In a very real sense the stability of Linux, as derived from Unix, is by design, not simply because the coders are somehow better. By design, Linux proper can not operate on an 8088, and for good reason.
Note: today there are derivatives of Linux that can operate without hardware support of virtual memory. One important example is uCLinux. On systems without memory protection or VM support in hardware, the kernel suffers the same vulnerabilities to failures in user-land code as would DOS. These appeal of these systems is that they provide the POSIX API on very limited VM-less platforms.
Maw! Fire up the karma burner!
NetBSD may support more platforms, but OpenBSD covers the most popular ones.
The vehicle analogy is more than somewhat flawed. You mention weapons, but the truth is that all are stationary systems, that can be attacked by anyone, and can't move out of the way. They do not wear down after tons of successful attacks, but rather are either broken with one, or remain perfectly intact at full strength. I could go on, but there's not much point.
As for the logo, I'm pretty sure the blowfish comes from the widespread use of Blowfish encryption in OpenBSD. The master.passwd uses blowfish by default, OpenSSH uses blowfish as one of the top cipher choices, blowfish is used to encrypt the swap partition (if encryption is chosen), etc.
If the OpenBSD team thought they were making a tank, they just might have used a logo of a FREAKING TANK.
Slashdot gets worse every day... Pipedot: News for nerds, without the corporate slant
Not really.
If you need to read from a device, a user account can be given access to a device entry. If you need access to a file, a user account can be given access to a file.
Do you understand what happens when you access the device entry? Your user-mode code, running under whichever account, makes a request to a kernel-mode device driver, which then controls the hardware. The device driver runs in kernel mode, with the same privileges as the kernel itself. On a system with more than two privilege levels, the device driver could run with more privileges than user code, but fewer than the kernel.
Then there is privlidge seperation. You can write a small, secure piece of code that runs as root, and invokes other, more complicated programs, with only the limited privlidges that program needs. Then there is systrace, which is simply a flexible, universal version of priv. sep., but nothing stopped you from doing the same before systrace came about.
There is also cylant, which has a purpose similiar to systrace, but go a bit of a different way about the same goal.
You are confusing software permissions (e.g. user access rights) with hardware privilege levels.

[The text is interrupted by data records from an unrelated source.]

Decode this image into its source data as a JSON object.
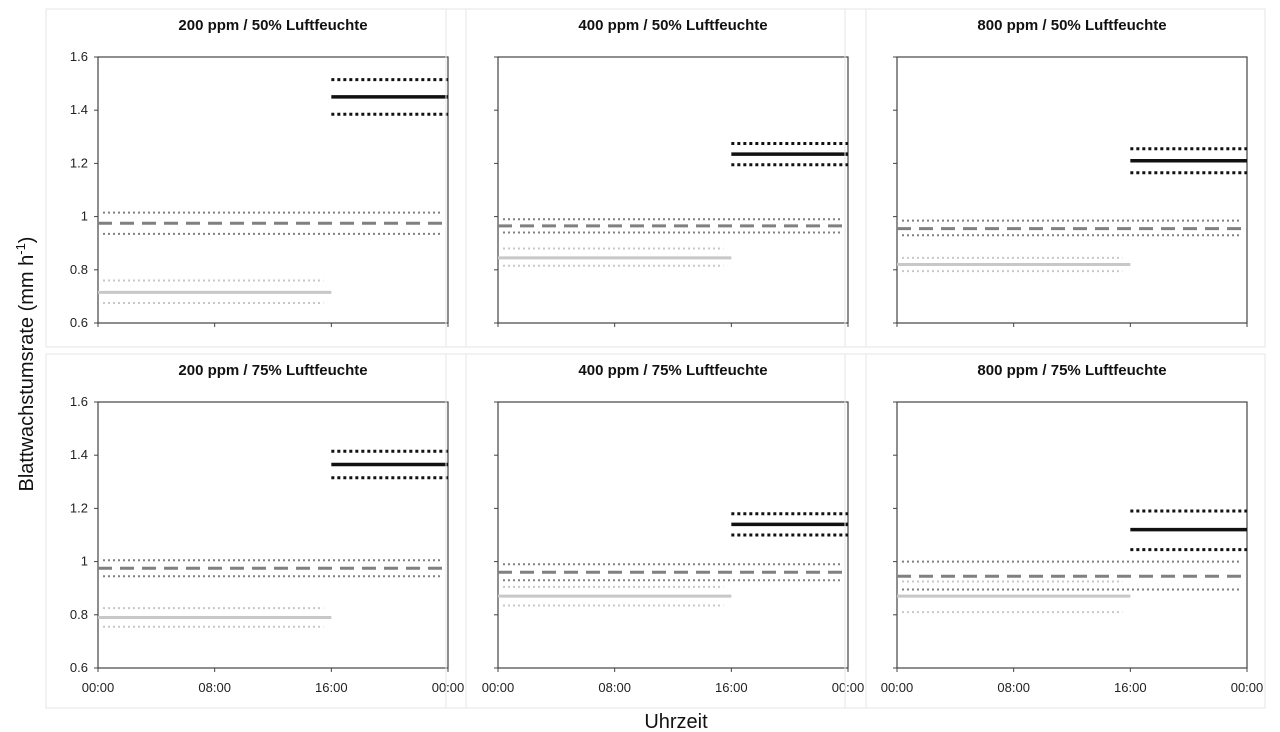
{
  "figure": {
    "ylabel_main": "Blattwachstumsrate (mm h",
    "ylabel_sup": "-1",
    "ylabel_end": ")",
    "xlabel": "Uhrzeit"
  },
  "chart_data": [
    {
      "type": "line",
      "title": "200 ppm / 50%  Luftfeuchte",
      "ylim": [
        0.6,
        1.6
      ],
      "yticks": [
        "0.6",
        "0.8",
        "1",
        "1.2",
        "1.4",
        "1.6"
      ],
      "xticks": [
        "00:00",
        "08:00",
        "16:00",
        "00:00"
      ],
      "series": [
        {
          "role": "daily-mean",
          "style": "dashed",
          "color": "#808080",
          "x": [
            "00:00",
            "00:00"
          ],
          "y": 0.975,
          "ci": [
            0.935,
            1.015
          ]
        },
        {
          "role": "day",
          "style": "solid",
          "color": "#c8c8c8",
          "x": [
            "00:00",
            "16:00"
          ],
          "y": 0.715,
          "ci": [
            0.675,
            0.76
          ]
        },
        {
          "role": "night",
          "style": "solid",
          "color": "#111111",
          "x": [
            "16:00",
            "00:00"
          ],
          "y": 1.45,
          "ci": [
            1.385,
            1.515
          ]
        }
      ]
    },
    {
      "type": "line",
      "title": "400 ppm / 50%  Luftfeuchte",
      "ylim": [
        0.6,
        1.6
      ],
      "yticks": [
        "0.6",
        "0.8",
        "1",
        "1.2",
        "1.4",
        "1.6"
      ],
      "xticks": [
        "00:00",
        "08:00",
        "16:00",
        "00:00"
      ],
      "series": [
        {
          "role": "daily-mean",
          "style": "dashed",
          "color": "#808080",
          "x": [
            "00:00",
            "00:00"
          ],
          "y": 0.965,
          "ci": [
            0.94,
            0.99
          ]
        },
        {
          "role": "day",
          "style": "solid",
          "color": "#c8c8c8",
          "x": [
            "00:00",
            "16:00"
          ],
          "y": 0.845,
          "ci": [
            0.815,
            0.88
          ]
        },
        {
          "role": "night",
          "style": "solid",
          "color": "#111111",
          "x": [
            "16:00",
            "00:00"
          ],
          "y": 1.235,
          "ci": [
            1.195,
            1.275
          ]
        }
      ]
    },
    {
      "type": "line",
      "title": "800 ppm / 50%  Luftfeuchte",
      "ylim": [
        0.6,
        1.6
      ],
      "yticks": [
        "0.6",
        "0.8",
        "1",
        "1.2",
        "1.4",
        "1.6"
      ],
      "xticks": [
        "00:00",
        "08:00",
        "16:00",
        "00:00"
      ],
      "series": [
        {
          "role": "daily-mean",
          "style": "dashed",
          "color": "#808080",
          "x": [
            "00:00",
            "00:00"
          ],
          "y": 0.955,
          "ci": [
            0.93,
            0.985
          ]
        },
        {
          "role": "day",
          "style": "solid",
          "color": "#c8c8c8",
          "x": [
            "00:00",
            "16:00"
          ],
          "y": 0.82,
          "ci": [
            0.795,
            0.845
          ]
        },
        {
          "role": "night",
          "style": "solid",
          "color": "#111111",
          "x": [
            "16:00",
            "00:00"
          ],
          "y": 1.21,
          "ci": [
            1.165,
            1.255
          ]
        }
      ]
    },
    {
      "type": "line",
      "title": "200 ppm / 75%  Luftfeuchte",
      "ylim": [
        0.6,
        1.6
      ],
      "yticks": [
        "0.6",
        "0.8",
        "1",
        "1.2",
        "1.4",
        "1.6"
      ],
      "xticks": [
        "00:00",
        "08:00",
        "16:00",
        "00:00"
      ],
      "series": [
        {
          "role": "daily-mean",
          "style": "dashed",
          "color": "#808080",
          "x": [
            "00:00",
            "00:00"
          ],
          "y": 0.975,
          "ci": [
            0.945,
            1.005
          ]
        },
        {
          "role": "day",
          "style": "solid",
          "color": "#c8c8c8",
          "x": [
            "00:00",
            "16:00"
          ],
          "y": 0.79,
          "ci": [
            0.755,
            0.825
          ]
        },
        {
          "role": "night",
          "style": "solid",
          "color": "#111111",
          "x": [
            "16:00",
            "00:00"
          ],
          "y": 1.365,
          "ci": [
            1.315,
            1.415
          ]
        }
      ]
    },
    {
      "type": "line",
      "title": "400 ppm / 75%  Luftfeuchte",
      "ylim": [
        0.6,
        1.6
      ],
      "yticks": [
        "0.6",
        "0.8",
        "1",
        "1.2",
        "1.4",
        "1.6"
      ],
      "xticks": [
        "00:00",
        "08:00",
        "16:00",
        "00:00"
      ],
      "series": [
        {
          "role": "daily-mean",
          "style": "dashed",
          "color": "#808080",
          "x": [
            "00:00",
            "00:00"
          ],
          "y": 0.96,
          "ci": [
            0.93,
            0.99
          ]
        },
        {
          "role": "day",
          "style": "solid",
          "color": "#c8c8c8",
          "x": [
            "00:00",
            "16:00"
          ],
          "y": 0.87,
          "ci": [
            0.835,
            0.905
          ]
        },
        {
          "role": "night",
          "style": "solid",
          "color": "#111111",
          "x": [
            "16:00",
            "00:00"
          ],
          "y": 1.14,
          "ci": [
            1.1,
            1.18
          ]
        }
      ]
    },
    {
      "type": "line",
      "title": "800 ppm / 75%  Luftfeuchte",
      "ylim": [
        0.6,
        1.6
      ],
      "yticks": [
        "0.6",
        "0.8",
        "1",
        "1.2",
        "1.4",
        "1.6"
      ],
      "xticks": [
        "00:00",
        "08:00",
        "16:00",
        "00:00"
      ],
      "series": [
        {
          "role": "daily-mean",
          "style": "dashed",
          "color": "#808080",
          "x": [
            "00:00",
            "00:00"
          ],
          "y": 0.945,
          "ci": [
            0.895,
            1.0
          ]
        },
        {
          "role": "day",
          "style": "solid",
          "color": "#c8c8c8",
          "x": [
            "00:00",
            "16:00"
          ],
          "y": 0.87,
          "ci": [
            0.81,
            0.925
          ]
        },
        {
          "role": "night",
          "style": "solid",
          "color": "#111111",
          "x": [
            "16:00",
            "00:00"
          ],
          "y": 1.12,
          "ci": [
            1.045,
            1.19
          ]
        }
      ]
    }
  ]
}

You VMSers really get on my nerves (yes, all 5 of you). Just because the kernel doesn't have the different levels of access built into it, does NOT mean that you are limited to two levels. It's just such a popular method because people are lazy... VMS would be just as vulnerable if admins got lazy and used only 2 of the privlidge modes.
This is fundamentally wrong. A hardware privilege level is not the same thing as a user account.

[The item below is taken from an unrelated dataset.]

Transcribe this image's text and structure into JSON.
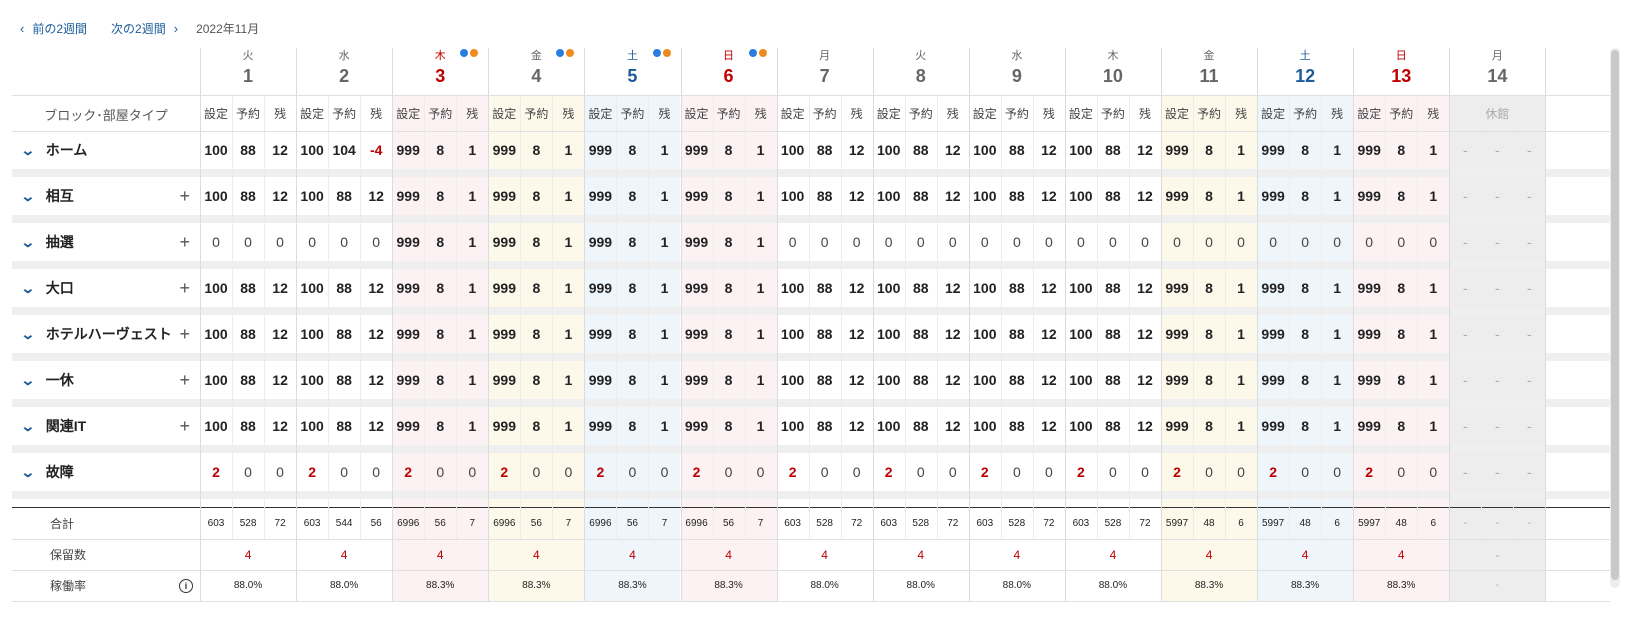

So, your claim that VMS and multics have better security
I did not claim this. I claimed that a system which offers more than two privilege levels allows device drivers to run with more limited privileges than the kernel, thereby allowing for a more robust architecture.
is like saying that MS-DOS can't be networked... Just because it isn't built-in doesn't make it impossible. In fact, I find Unix more secure because of the fact that privlidge seperation *is* seperate from the kernel. Then again, you can still be lazy and not make use of it.
Your comments dont make sense, and show that you dont understand difference between hardware privilege levels and user accounts. UNIX relies on hardware privilege levels, just like other OSes.